Manhood Redo: The photo to the lower right is me now, presenting to Western State College of Colorado football players as part of my work at Men Can Stop Rape. At 52, it's hard to go back some 30 years and revisit myself at 22. The above excerpt is from the first journal entry in the first journal I kept. It was written on a yellow legal notepad, usually at night sometime between 8 - 9 pm since I had to leave for the Lubbock Avalanche Journal
Later in the entry I write "I keep listening for Paul McCartney's new song 'With a Little Luck' on the radio, but rarely hear it." I suppose in some sense the Beatles were my masculine role models; I discovered them late, about the time they broke up, and remember watching the 1971 Grammys because "Let It Be" was nominated. Paul went up to the podium to receive the award dressed in a dark T-shirt, suit, and tennis shoes, and I thought, "That's how I want to be." I knew people would look at me and never think, "He's a guy's guy. Good looking, athletic, and confident." You can read the above journal excerpt and that's immediately clear. I tried a stint of flag football in seventh grade, but after getting in for one play as a defensive end and the ball carrier running away from my side of the field, I gave up pigskin aspirations. And after three years of playing high school basketball as the "sixth man" at Christ the King High School in Lubbock (there were something like 60 or 70 students in the entire high school), it became clear to me that I didn't have a college career on the court.

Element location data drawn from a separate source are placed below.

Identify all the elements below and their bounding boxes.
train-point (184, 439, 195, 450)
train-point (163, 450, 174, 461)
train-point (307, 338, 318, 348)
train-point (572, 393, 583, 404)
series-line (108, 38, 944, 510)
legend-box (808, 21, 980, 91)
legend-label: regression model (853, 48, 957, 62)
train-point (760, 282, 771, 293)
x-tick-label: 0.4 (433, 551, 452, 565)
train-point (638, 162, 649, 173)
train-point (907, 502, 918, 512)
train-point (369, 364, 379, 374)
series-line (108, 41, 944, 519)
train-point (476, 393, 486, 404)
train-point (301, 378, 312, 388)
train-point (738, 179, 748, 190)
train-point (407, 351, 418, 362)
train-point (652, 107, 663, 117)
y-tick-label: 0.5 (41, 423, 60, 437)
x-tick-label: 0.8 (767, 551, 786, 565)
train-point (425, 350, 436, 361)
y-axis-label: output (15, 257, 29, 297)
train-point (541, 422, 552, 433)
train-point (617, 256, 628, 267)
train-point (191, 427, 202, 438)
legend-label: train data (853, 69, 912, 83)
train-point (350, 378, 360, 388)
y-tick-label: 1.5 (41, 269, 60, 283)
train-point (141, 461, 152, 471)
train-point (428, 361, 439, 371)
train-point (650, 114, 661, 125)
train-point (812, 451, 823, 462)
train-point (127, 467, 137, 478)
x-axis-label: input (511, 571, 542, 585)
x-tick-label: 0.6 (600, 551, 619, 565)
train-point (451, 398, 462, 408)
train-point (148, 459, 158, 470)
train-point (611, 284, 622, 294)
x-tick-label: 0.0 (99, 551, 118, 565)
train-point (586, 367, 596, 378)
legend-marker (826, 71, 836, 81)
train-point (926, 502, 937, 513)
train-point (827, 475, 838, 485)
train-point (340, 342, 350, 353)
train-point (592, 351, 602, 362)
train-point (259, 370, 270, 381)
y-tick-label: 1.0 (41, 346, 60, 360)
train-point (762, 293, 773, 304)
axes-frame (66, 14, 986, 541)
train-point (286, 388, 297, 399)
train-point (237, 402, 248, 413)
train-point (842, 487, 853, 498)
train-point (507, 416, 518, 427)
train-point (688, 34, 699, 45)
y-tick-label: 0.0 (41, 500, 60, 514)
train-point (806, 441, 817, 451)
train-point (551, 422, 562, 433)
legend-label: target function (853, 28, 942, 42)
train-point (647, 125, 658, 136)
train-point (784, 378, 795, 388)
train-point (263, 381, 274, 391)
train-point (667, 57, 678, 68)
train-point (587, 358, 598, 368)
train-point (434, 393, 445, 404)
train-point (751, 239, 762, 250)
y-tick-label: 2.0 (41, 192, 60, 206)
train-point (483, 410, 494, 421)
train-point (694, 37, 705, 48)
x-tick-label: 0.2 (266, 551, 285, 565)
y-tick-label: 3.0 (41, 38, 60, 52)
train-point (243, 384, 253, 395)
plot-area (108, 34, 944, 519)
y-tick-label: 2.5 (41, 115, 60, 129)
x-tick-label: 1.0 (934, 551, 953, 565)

So, I suppose I thought I had a better shot at a masculinity that's embodied by an irreverent, cool wittiness. I drew cartoons, which made me at least marginally cool and funny, if I managed to come up with some good strips (I drew for the high school newspaper and in the early 80s, created two strips for the Texas Tech student newspaper).

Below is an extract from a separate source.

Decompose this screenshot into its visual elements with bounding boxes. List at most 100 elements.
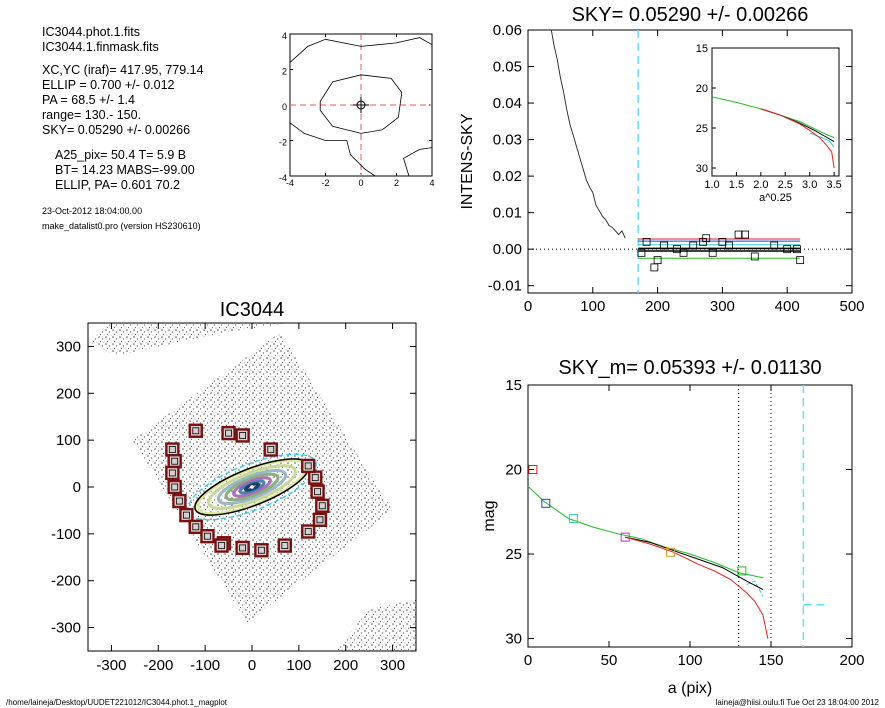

But at 22, I wasn't accomplished or polished or poised, like Paul, John, George, and Ringo. I was still very much struggling to figure out what kind of man I could be and wanted to be, although I doubt I would have admitted that to anyone, had I even been conscious enough of this struggle to articulate it.
My struggle now is to find ways to be friends with that 22-year old who would write something like, "Good ol' G--."